The Republic of Ireland voted strongly in favour of legalising same sex marriage in a referendum held on 22 May 2015, in which more than 3.2 million people cast their vote. Ireland is the first country to legalise same-sex marriage through a popular vote.
In a country where 84 percent of the population is Catholic, the overwhelming sentiment in favour of same-sex marriage made the referendum especially significant. The voter turnout was estimated to be between 50 and 60 percent.
The central issue of the referendum was about equality and to give people the “opportunity to live a life with the person that they love. It is as simple as that,” said a supporter of same-sex marriage.

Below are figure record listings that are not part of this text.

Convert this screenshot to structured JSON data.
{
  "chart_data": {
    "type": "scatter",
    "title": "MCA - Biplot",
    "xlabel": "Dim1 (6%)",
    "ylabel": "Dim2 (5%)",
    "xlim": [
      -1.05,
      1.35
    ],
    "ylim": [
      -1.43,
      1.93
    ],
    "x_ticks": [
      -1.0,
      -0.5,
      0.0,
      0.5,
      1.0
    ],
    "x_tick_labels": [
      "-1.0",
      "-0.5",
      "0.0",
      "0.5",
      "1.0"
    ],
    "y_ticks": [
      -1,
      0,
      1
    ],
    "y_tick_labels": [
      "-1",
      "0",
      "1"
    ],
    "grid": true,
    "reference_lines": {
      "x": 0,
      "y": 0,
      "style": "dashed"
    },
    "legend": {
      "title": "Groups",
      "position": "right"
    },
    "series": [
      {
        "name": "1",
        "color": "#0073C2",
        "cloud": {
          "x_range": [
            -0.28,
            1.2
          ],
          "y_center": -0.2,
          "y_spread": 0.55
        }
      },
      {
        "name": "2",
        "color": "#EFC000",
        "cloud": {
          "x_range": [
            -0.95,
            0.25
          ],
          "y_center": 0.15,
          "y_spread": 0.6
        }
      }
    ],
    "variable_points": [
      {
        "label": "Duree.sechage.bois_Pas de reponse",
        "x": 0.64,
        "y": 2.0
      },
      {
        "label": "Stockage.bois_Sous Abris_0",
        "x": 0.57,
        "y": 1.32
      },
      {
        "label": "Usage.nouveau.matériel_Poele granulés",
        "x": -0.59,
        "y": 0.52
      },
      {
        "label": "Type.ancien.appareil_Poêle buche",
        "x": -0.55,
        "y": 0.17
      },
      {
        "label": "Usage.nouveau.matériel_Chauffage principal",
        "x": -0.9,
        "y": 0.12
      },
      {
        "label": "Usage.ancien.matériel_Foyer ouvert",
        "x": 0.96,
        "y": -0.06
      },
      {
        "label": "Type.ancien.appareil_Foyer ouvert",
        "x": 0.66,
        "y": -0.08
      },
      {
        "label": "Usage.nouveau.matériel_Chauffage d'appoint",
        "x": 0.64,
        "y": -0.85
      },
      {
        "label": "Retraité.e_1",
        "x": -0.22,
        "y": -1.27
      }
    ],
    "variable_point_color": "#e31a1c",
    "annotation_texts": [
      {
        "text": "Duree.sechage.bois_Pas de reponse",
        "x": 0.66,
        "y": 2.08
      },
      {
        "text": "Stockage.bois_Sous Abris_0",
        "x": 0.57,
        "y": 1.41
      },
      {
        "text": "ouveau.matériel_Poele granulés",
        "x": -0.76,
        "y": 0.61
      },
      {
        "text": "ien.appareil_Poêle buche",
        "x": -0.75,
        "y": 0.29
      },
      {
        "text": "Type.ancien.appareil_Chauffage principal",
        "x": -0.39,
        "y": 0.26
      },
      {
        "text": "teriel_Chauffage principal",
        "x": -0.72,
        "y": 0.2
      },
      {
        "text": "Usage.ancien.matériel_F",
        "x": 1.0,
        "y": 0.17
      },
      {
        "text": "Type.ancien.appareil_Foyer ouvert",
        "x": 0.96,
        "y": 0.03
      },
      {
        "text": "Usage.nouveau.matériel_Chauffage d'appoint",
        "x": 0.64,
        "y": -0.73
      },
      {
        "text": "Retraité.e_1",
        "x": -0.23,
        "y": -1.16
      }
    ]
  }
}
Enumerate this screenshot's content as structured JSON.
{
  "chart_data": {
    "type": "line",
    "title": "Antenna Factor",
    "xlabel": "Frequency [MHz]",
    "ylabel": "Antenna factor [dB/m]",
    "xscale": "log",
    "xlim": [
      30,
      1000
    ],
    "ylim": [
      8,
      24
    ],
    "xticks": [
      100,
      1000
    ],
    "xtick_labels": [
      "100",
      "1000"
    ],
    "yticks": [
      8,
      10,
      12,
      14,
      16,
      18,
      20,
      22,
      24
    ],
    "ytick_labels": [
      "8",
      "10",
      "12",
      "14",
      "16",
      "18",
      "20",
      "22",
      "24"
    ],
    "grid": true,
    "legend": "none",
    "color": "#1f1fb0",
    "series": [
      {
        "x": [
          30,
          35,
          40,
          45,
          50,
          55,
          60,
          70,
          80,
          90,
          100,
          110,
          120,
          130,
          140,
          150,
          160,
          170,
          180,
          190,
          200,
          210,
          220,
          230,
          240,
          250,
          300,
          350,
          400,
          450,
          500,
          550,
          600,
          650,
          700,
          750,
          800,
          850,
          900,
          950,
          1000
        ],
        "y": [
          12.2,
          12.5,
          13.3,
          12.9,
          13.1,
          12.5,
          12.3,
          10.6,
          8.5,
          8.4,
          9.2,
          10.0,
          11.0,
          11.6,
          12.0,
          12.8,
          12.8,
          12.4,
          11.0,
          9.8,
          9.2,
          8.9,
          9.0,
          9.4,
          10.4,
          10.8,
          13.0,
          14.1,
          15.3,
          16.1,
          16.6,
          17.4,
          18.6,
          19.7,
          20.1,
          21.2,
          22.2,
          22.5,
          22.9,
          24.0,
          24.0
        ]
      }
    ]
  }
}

The Catholic Church’s once dominant role in Irish politics and society today stands greatly diminished, and the overwhelming popular endorsement for gay civil marriage will further erode its influence.
Several priests voted in the referendum in favour of legalising gay marriage, according to Irish media reports, despite the well-known position of the Church. It is perhaps in view of the strong popular support for gay rights that the Church has been circumspect in its opposition to the referendum, and refrained from telling its supporters how to vote.
Despite a significant move forward on gay rights, Ireland remains stubbornly conservative and unchanging on the issue of abortion. Earlier in 2015, a proposal to change the abortion law to legalise terminations in fatal foetal abnormality cases was rejected by the Irish parliament.
A minor change in the abortion law was effected after the death of Savita Halappanavar, the 31-year old Indian dentist who died of septicemia in an Irish hospital in 2012, a week after her request for an abortion was turned down. After that incident, the Protection of Life During Pregnancy Act was introduced, which allows abortion if the mother’s life is threatened during pregnancy.